Percy, as chairman, and Pell, as ranking minority member, will both make opening statements. Haig is preparing a major and lengthy statement addressing all of the foreign policy issues confronting the new administration which will constitute his opening statement and which is apt to focus attention, at least at the outset, on foreign policy and Haig's suitability for handling it rather than on other matters.

The committee staff has prepared two thick briefing books for the 17 members. One involves the key foreign policy issues as the committee sees them and the other is a collection of articles, documents and other materials that relate to Haig's government service.

Haig, according to transition team sources, has either visited or made arrangements to see all of the committee members thus far except four of his potentially toughest questioners -- Democratic Sens. Alan Cranston of California, Paul E. Tsongas of Massachusetts, Paul S. Sarbanes of Maryland and Joseph R. Biden of Delaware.

Yesterday, Haig visited with the committee's most junior Democrat, Christopher Dodd of Connecticut, who told reporters afterward that he has "never been a Watergate junkie" and that he intends to question Haig on international problems.

Biden had told reporters earlier that "the only issue that doesn't concern me is Watergate." The big issue, Biden said, is the strategic nuclear arms talks with Moscow. Sen. John Glenn (D-Ohio), another committee member, has also said he doesn't believe Watergate should be a main concern at the hearings.

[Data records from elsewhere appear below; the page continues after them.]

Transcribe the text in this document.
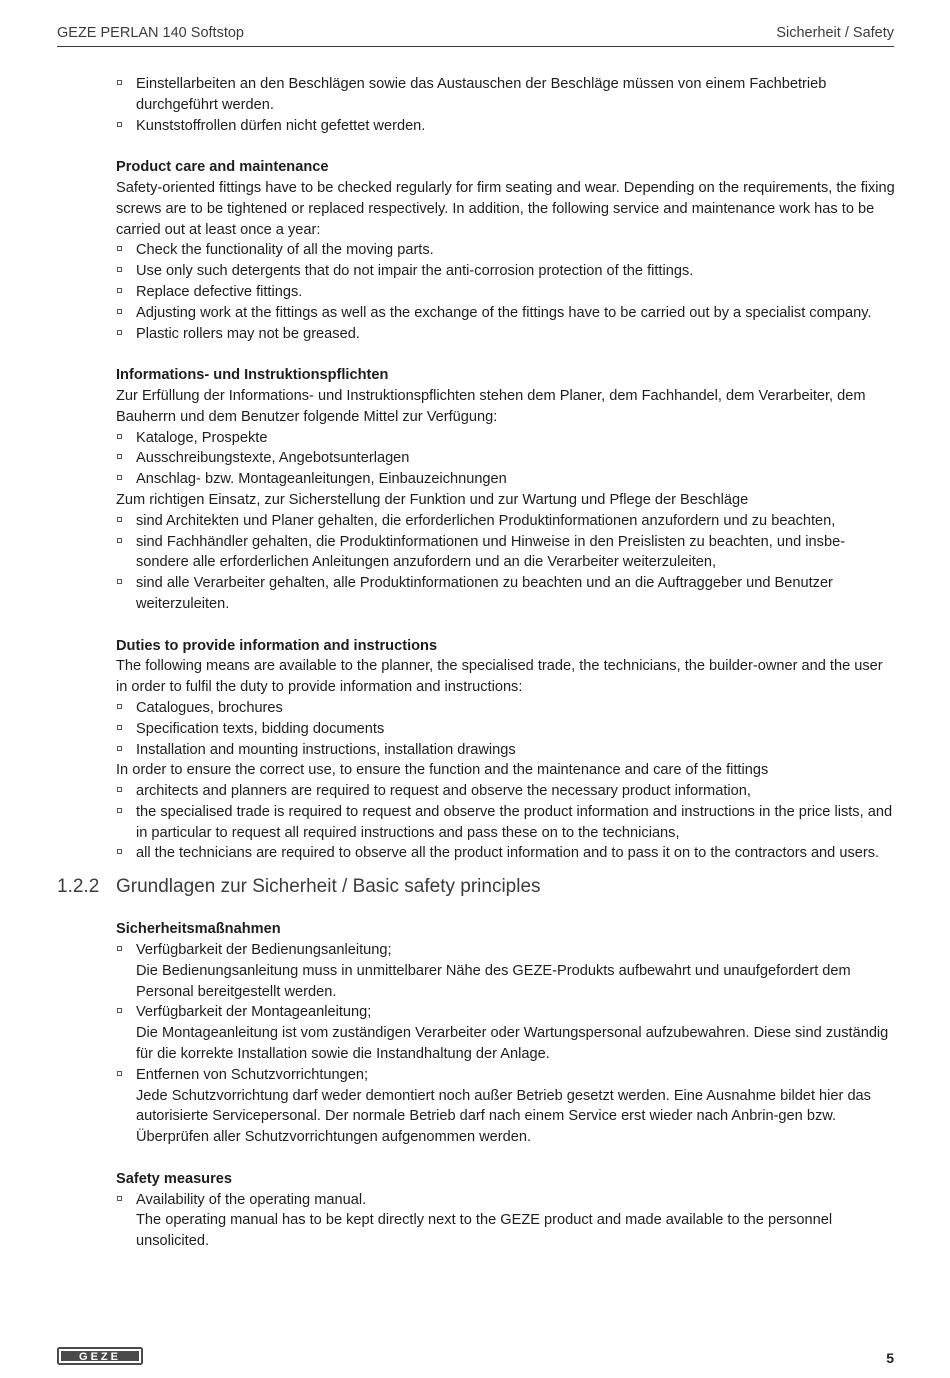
GEZE PERLAN 140 Softstop	Sicherheit / Safety
Einstellarbeiten an den Beschlägen sowie das Austauschen der Beschläge müssen von einem Fachbetrieb durchgeführt werden.
Kunststoffrollen dürfen nicht gefettet werden.

Product care and maintenance

Safety-oriented fittings have to be checked regularly for firm seating and wear. Depending on the requirements, the fixing screws are to be tightened or replaced respectively. In addition, the following service and maintenance work has to be carried out at least once a year:

Check the functionality of all the moving parts.
Use only such detergents that do not impair the anti-corrosion protection of the fittings.
Replace defective fittings.
Adjusting work at the fittings as well as the exchange of the fittings have to be carried out by a specialist company.
Plastic rollers may not be greased.

Informations- und Instruktionspflichten

Zur Erfüllung der Informations- und Instruktionspflichten stehen dem Planer, dem Fachhandel, dem Verarbeiter, dem Bauherrn und dem Benutzer folgende Mittel zur Verfügung:

Kataloge, Prospekte
Ausschreibungstexte, Angebotsunterlagen
Anschlag- bzw. Montageanleitungen, Einbauzeichnungen

Zum richtigen Einsatz, zur Sicherstellung der Funktion und zur Wartung und Pflege der Beschläge

sind Architekten und Planer gehalten, die erforderlichen Produktinformationen anzufordern und zu beachten,
sind Fachhändler gehalten, die Produktinformationen und Hinweise in den Preislisten zu beachten, und insbe-sondere alle erforderlichen Anleitungen anzufordern und an die Verarbeiter weiterzuleiten,
sind alle Verarbeiter gehalten, alle Produktinformationen zu beachten und an die Auftraggeber und Benutzer weiterzuleiten.

Duties to provide information and instructions

The following means are available to the planner, the specialised trade, the technicians, the builder-owner and the user in order to fulfil the duty to provide information and instructions:

Catalogues, brochures
Specification texts, bidding documents
Installation and mounting instructions, installation drawings

In order to ensure the correct use, to ensure the function and the maintenance and care of the fittings

architects and planners are required to request and observe the necessary product information,
the specialised trade is required to request and observe the product information and instructions in the price lists, and in particular to request all required instructions and pass these on to the technicians,
all the technicians are required to observe all the product information and to pass it on to the contractors and users.
1.2.2 Grundlagen zur Sicherheit / Basic safety principles

Sicherheitsmaßnahmen

Verfügbarkeit der Bedienungsanleitung;
Die Bedienungsanleitung muss in unmittelbarer Nähe des GEZE-Produkts aufbewahrt und unaufgefordert dem Personal bereitgestellt werden.
Verfügbarkeit der Montageanleitung;
Die Montageanleitung ist vom zuständigen Verarbeiter oder Wartungspersonal aufzubewahren. Diese sind zuständig für die korrekte Installation sowie die Instandhaltung der Anlage.
Entfernen von Schutzvorrichtungen;
Jede Schutzvorrichtung darf weder demontiert noch außer Betrieb gesetzt werden. Eine Ausnahme bildet hier das autorisierte Servicepersonal. Der normale Betrieb darf nach einem Service erst wieder nach Anbrin-gen bzw. Überprüfen aller Schutzvorrichtungen aufgenommen werden.

Safety measures

Availability of the operating manual.
The operating manual has to be kept directly next to the GEZE product and made available to the personnel unsolicited.
GEZE	5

Sources close to Haig say that the retired four-star general has gotten used to the criticism that has been leveled at him from some quarters but that the attack that stung and dismayed him the most was the one launched publicly by Byrd at a news conference on Dec. 6. Though not a committee member, Byrd, as Democratic leader, is a powerful figure and Haig viewed the senator's criticism as an attack on his integrity.

On Monday, after a meeting with Haig that was not publicly announced, Byrd issued a statement saying that "if there are not any particular problems" in the Haig confirmation hearings, "our role will be to expedite the confirmation process."

Democratic sources say Byrd, who now heads a minority rather than a majority and faces a significant change in his impact, is under considerable strain in adjusting to his new role, and that while he still harbors misgivings about Haig he is not sure which way to go.

Sources close to Haig described the meeting with Byrd as going "pretty well" and was carried out "without vitriol or bitterness." The impression gained from Byrd, these sources say, was that the questioning would be carried out in a serious, balanced way without an attempt to politicize the event. These sources believe the two men parted with mutual respect.

At the moment, neither side has formally requested any other witnesses at the hearings. Sen. Lowell P. Weicker (R-Conn.), however, reportedly has told Haig and Republican Leader Howard H. Baker Jr. of Tennessee that he would ask to testify against Haig, according to Reagan transition sources. As a junior member of the 1973-74 Senate Watergate Committee, Weicker presided at the closed-door session where Haig first claimed executive privilege in refusing to tell what he knew about Nixon's involvement with his friend and benefactor, Charles G. (Bebe) Rebozo.

If Haig's upcoming testimony is not sufficient to put to rest any qualms about his integrity, Republican counsel Thompson said former Watergate special prosecutor Leon Jaworski may be called in Haig's behalf.